Auerodendron pauciflorum
- Conservation status: Critically Endangered (IUCN 3.1)

Scientific classification
- Kingdom: Plantae
- Clade: Tracheophytes
- Clade: Angiosperms
- Clade: Eudicots
- Clade: Rosids
- Order: Rosales
- Family: Rhamnaceae
- Genus: Auerodendron
- Species: A. pauciflorum
- Binomial name: Auerodendron pauciflorum Alain

= Auerodendron pauciflorum =

- Genus: Auerodendron
- Species: pauciflorum
- Authority: Alain
- Conservation status: CR

Species of flowering plant

Auerodendron pauciflorum is a rare species of flowering plant in the family Rhamnaceae. One English language common name is turtlefat. It is endemic to Puerto Rico, where it is known from only one population in Isabela. At the time the plant was federally listed as an endangered species by the United States in 1994, only ten individual plants were known to exist. By 1997, there were 19 known specimens.

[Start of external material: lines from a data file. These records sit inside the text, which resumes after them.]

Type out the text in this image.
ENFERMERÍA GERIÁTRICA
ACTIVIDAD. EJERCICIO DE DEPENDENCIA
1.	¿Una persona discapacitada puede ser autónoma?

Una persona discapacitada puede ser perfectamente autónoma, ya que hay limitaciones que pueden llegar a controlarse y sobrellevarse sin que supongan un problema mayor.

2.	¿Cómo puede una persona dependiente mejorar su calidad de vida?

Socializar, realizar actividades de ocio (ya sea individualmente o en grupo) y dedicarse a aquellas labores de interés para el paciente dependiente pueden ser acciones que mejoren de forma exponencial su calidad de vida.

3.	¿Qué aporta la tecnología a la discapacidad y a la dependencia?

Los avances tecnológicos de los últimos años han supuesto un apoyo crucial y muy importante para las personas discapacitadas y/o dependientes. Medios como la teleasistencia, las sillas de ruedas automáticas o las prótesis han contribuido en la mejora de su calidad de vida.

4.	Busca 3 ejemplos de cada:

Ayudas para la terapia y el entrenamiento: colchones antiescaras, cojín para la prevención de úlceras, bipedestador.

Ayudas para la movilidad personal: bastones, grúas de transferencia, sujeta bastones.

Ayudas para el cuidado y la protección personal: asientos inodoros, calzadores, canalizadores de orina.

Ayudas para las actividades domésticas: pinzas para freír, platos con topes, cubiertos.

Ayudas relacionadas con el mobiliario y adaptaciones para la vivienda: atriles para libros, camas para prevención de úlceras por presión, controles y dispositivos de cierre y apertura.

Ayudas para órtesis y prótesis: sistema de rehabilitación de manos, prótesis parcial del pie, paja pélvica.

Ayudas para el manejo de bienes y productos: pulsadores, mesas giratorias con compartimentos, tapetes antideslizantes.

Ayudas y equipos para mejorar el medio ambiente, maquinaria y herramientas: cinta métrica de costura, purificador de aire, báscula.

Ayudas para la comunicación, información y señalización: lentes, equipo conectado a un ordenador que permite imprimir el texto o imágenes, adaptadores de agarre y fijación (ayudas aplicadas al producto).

This is an evergreen shrub with black-dotted green leaves up to 15 centimeters long by 6 wide. Two or three flowers occur in the leaf axils.

The shrub is native to the tropical moist forests on the limestone hills in the northwestern corner of Puerto Rico. It was nearly eliminated due to several forces in its habitat. The land is privately owned and desirable for development with plans for construction of a resort and cell phone towers. The hills are quarried for limestone and deforestation is ongoing. The plant is already extremely rare, making it vulnerable to extinction from any one event. Vandalism could significantly reduce the population.

The plant was discovered in 1976. It is so rare that the fruit of the species has not been formally described to science and seedlings have not been noted. When existing plants were surveyed and measured, only one or two were mature enough to reproduce.